The rabbit-eye blueberry is a deciduous shrub growing to 3 to 6 feet tall and with up to a 3 foot spread. The leaves start out red-bronze that turn dark-green when fully developed. It has small, white bell-shaped flowers. It produces 5 mm diameter fruit, dark blue to black, with a pale gray wax coating.
Rabbet-eyes are self-infertile, meaning that they must have two or more varieties to pollinate each other. Therefore it is advisable to plant two or more cultivars close together to ensure complete fruit set. Recommended cultivars for our area include, ‘Brightwell’,’ Climax’, ‘Beckyblue’, ‘Tif-Blue’, Powderblue, ‘Woodard’, ‘Chaucer’ and ‘Bluegem’. Old, local plants can be found in gardens and in the woods, due to the fact that the WPA planted them under pines in the 1930s. These can easily be propagated by cuttings or by nicking and burying a lax stem under soil for a few month. Once the stem forms roots, it can be severed from the mother plant and transplanted.
Blueberries grow best on acid soil at a pH of 4.0 to 5.2. Few pests and diseases bother them, with the exception of scale, whitefly and mealybug. These are controlled with a combination of dormant oil sprays, and insecticidal soap.
Blueberries enjoy soil rich in organic matter and benefit to liberal applications of pine bark mulch. Their roots are fairly weak and should not be planted near turf or other weeds which may out-compete them in the race for water and nutrients. Mulching eliminates this grass and weed competition. In soil where organic matter is very low, such as in coastal sand hills, gardeners should grow blueberries in 2 foot deep trenches filled with rotting pine bark. Blueberries enjoy being spoon fed fertilizer, since heavy fertilizer doses stop fruit set and may damage fragile root systems.
When planting, it is advisable to not include fertilizer in the planting hole. “Blueberry Special” fertilizer mixes are available which are made up of ammoniacal or urea based nitrogen sources, with an analysis of 12-4-8 and 2% magnesium.
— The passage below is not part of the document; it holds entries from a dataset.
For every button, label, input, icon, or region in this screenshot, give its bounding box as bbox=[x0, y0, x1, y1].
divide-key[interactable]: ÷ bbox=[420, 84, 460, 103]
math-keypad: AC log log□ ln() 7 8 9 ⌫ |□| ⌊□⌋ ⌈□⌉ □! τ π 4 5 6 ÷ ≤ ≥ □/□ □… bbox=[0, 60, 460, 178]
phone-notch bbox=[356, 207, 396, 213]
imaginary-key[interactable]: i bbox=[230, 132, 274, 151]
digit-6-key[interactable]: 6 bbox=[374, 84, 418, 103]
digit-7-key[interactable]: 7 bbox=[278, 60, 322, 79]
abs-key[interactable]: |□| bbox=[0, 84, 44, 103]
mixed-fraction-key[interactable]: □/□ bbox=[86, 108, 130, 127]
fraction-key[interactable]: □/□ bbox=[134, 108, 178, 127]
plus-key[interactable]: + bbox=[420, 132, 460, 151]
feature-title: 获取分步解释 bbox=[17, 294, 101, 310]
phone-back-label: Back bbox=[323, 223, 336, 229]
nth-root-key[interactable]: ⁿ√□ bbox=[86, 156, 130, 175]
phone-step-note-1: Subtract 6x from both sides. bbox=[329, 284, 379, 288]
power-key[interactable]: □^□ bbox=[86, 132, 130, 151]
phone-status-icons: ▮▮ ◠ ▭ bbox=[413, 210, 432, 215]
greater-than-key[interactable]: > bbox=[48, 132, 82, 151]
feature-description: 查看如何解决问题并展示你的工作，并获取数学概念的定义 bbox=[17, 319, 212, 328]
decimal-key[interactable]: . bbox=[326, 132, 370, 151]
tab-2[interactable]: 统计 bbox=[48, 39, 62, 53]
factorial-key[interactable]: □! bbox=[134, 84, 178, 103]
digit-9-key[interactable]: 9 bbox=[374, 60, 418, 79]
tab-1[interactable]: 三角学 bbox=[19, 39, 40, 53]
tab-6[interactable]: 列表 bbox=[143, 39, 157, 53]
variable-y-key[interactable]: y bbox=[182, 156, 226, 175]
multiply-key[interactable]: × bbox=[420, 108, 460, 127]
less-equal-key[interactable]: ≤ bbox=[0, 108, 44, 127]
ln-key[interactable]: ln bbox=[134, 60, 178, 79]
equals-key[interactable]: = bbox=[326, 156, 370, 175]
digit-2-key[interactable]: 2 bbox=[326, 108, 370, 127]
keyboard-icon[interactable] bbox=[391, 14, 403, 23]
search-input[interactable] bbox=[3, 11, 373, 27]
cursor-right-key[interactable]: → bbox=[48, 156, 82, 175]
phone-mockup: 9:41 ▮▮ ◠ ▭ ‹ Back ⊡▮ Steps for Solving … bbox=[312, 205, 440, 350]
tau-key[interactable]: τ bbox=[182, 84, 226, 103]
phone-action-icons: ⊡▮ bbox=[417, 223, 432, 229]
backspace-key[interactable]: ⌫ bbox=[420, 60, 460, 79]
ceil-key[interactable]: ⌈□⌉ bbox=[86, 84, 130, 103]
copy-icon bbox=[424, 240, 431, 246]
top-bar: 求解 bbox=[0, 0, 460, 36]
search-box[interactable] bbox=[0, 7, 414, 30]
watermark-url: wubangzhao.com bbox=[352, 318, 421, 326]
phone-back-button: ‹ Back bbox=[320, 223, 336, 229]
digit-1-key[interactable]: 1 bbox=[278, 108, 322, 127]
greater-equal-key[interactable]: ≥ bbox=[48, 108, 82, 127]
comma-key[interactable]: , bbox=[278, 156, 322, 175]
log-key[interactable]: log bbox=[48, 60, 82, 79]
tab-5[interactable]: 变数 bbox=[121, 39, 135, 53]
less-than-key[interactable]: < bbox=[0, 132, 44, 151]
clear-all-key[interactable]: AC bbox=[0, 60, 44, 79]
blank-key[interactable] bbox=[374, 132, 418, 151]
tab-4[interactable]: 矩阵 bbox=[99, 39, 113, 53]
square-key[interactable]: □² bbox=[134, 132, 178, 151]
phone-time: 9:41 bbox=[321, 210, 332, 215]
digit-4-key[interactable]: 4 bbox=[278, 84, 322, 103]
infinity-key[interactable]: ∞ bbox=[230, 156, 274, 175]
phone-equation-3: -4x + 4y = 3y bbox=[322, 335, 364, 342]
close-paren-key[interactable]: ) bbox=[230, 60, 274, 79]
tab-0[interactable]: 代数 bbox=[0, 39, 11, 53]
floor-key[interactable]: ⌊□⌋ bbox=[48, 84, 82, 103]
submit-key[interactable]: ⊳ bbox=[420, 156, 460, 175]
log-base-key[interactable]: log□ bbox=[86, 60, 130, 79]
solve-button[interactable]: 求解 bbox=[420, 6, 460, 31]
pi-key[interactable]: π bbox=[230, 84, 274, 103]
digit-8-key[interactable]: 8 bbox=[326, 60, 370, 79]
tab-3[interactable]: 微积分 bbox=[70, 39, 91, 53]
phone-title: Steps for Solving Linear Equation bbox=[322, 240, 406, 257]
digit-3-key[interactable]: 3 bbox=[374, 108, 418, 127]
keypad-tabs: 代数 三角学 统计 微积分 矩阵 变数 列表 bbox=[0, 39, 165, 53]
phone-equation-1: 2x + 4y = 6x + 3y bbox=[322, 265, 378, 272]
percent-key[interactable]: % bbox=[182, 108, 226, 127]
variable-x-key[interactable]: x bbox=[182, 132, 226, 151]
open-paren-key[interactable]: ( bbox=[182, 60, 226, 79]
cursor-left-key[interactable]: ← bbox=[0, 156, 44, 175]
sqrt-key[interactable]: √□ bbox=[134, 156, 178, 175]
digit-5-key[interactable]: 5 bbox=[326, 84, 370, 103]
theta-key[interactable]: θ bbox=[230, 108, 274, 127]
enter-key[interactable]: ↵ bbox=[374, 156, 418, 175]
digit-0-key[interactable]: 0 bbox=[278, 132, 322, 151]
This mixture is available at many local feed and garden stores. New plants should get one ounce per application in April, June, August and October. 2 year plants should receive 2 ounces per application and older plants should receive 3 ounces per application. Fertilizer should be spread in a circle 2-4 feet in diameter around the plant for optimal root uptake. It does no good to just pour the fertilizer at the plant base, since feeder root are further out from the plant.